Correlation Between Chailease Holding and Union Insurance
Can any of the company-specific risk be diversified away by investing in both Chailease Holding and Union Insurance at the same time? Although using a correlation coefficient on its own may not help to predict future stock returns, this module helps to understand the diversifiable risk of combining Chailease Holding and Union Insurance into the same portfolio, which is an essential part of the fundamental portfolio management process.
By analyzing existing cross correlation between Chailease Holding Co and Union Insurance Co, you can compare the effects of market volatilities on Chailease Holding and Union Insurance and check how they will diversify away market risk if combined in the same portfolio for a given time horizon. You can also utilize pair trading strategies of matching a long position in Chailease Holding with a short position of Union Insurance. Check out your portfolio center. Please also check ongoing floating volatility patterns of Chailease Holding and Union Insurance.
Diversification Opportunities for Chailease Holding and Union Insurance
0.61 | Correlation Coefficient |
Poor diversification
The 3 months correlation between Chailease and Union is 0.61. Overlapping area represents the amount of risk that can be diversified away by holding Chailease Holding Co and Union Insurance Co in the same portfolio, assuming nothing else is changed. The correlation between historical prices or returns on Union Insurance and Chailease Holding is a relative statistical measure of the degree to which these equity instruments tend to move together. The correlation coefficient measures the extent to which returns on Chailease Holding Co are associated (or correlated) with Union Insurance. Values of the correlation coefficient range from -1 to +1, where. The correlation of zero (0) is possible when the price movement of Union Insurance has no effect on the direction of Chailease Holding i.e., Chailease Holding and Union Insurance go up and down completely randomly.
Pair Corralation between Chailease Holding and Union Insurance
Assuming the 90 days trading horizon Chailease Holding Co is expected to under-perform the Union Insurance.
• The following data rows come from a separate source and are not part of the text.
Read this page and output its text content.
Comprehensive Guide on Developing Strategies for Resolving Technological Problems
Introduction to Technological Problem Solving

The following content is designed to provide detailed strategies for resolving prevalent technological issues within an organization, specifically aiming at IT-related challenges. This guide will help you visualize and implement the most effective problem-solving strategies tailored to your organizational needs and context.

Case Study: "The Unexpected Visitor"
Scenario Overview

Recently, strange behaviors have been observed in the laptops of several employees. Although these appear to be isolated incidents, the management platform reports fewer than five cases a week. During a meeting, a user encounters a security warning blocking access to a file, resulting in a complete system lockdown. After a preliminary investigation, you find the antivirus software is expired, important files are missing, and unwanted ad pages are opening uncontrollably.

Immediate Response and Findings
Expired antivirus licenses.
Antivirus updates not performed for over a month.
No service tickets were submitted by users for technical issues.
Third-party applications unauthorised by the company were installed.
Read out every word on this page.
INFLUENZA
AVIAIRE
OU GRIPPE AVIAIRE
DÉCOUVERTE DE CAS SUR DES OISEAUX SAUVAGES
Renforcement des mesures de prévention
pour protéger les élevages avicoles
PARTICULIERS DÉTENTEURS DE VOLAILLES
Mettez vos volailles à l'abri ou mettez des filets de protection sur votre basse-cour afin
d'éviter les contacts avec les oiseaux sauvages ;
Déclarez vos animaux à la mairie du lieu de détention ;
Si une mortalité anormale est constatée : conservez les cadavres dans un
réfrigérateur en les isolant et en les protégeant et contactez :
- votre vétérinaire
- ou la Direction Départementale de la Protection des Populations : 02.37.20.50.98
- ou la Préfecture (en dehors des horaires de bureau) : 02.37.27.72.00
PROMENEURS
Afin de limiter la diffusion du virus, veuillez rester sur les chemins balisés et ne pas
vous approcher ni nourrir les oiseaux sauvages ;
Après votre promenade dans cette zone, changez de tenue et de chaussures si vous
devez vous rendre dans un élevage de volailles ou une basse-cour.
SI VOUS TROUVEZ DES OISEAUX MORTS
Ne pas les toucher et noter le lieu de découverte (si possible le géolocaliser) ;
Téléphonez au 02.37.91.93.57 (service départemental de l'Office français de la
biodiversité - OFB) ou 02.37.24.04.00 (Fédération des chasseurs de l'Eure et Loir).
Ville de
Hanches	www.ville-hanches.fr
In addition to that, Chailease Holding is 1.3 times more volatile than Union Insurance Co. It trades about -0.07 of its total potential returns per unit of risk. Union Insurance Co is currently generating about -0.02 per unit of volatility. If you would invest 3,420 in Union Insurance Co on September 5, 2024 and sell it today you would lose (205.00) from holding Union Insurance Co or give up 5.99% of portfolio value over 90 days.
Time Period | 3 Months [change] |
Direction | Moves Together |
Strength | Significant |
Accuracy | 100.0% |
Values | Daily Returns |
Chailease Holding Co vs. Union Insurance Co
Performance |
Timeline |
Chailease Holding |
Union Insurance |
Chailease Holding and Union Insurance Volatility Contrast
Predicted Return Density |
Returns |
Pair Trading with Chailease Holding and Union Insurance
The main advantage of trading using opposite Chailease Holding and Union Insurance positions is that it hedges away some unsystematic risk. Because of two separate transactions, even if Chailease Holding position performs unexpectedly, Union Insurance can make up some of the losses. Pair trading also minimizes risk from directional movements in the market. For example, if an entire industry or sector drops because of unexpected headlines, the short position in Union Insurance will offset losses from the drop in Union Insurance's long position.Chailease Holding vs. Fubon Financial Holding | Chailease Holding vs. CTBC Financial Holding | Chailease Holding vs. Mega Financial Holding | Chailease Holding vs. Cathay Financial Holding |
Union Insurance vs. Shinkong Insurance Co | Union Insurance vs. Central Reinsurance Corp | Union Insurance vs. Taiwan Fire Marine | Union Insurance vs. Taichung Commercial Bank |
Check out your portfolio center.Note that this page's information should be used as a complementary analysis to find the right mix of equity instruments to add to your existing portfolios or create a brand new portfolio. You can also try the Portfolio Optimization module to compute new portfolio that will generate highest expected return given your specified tolerance for risk.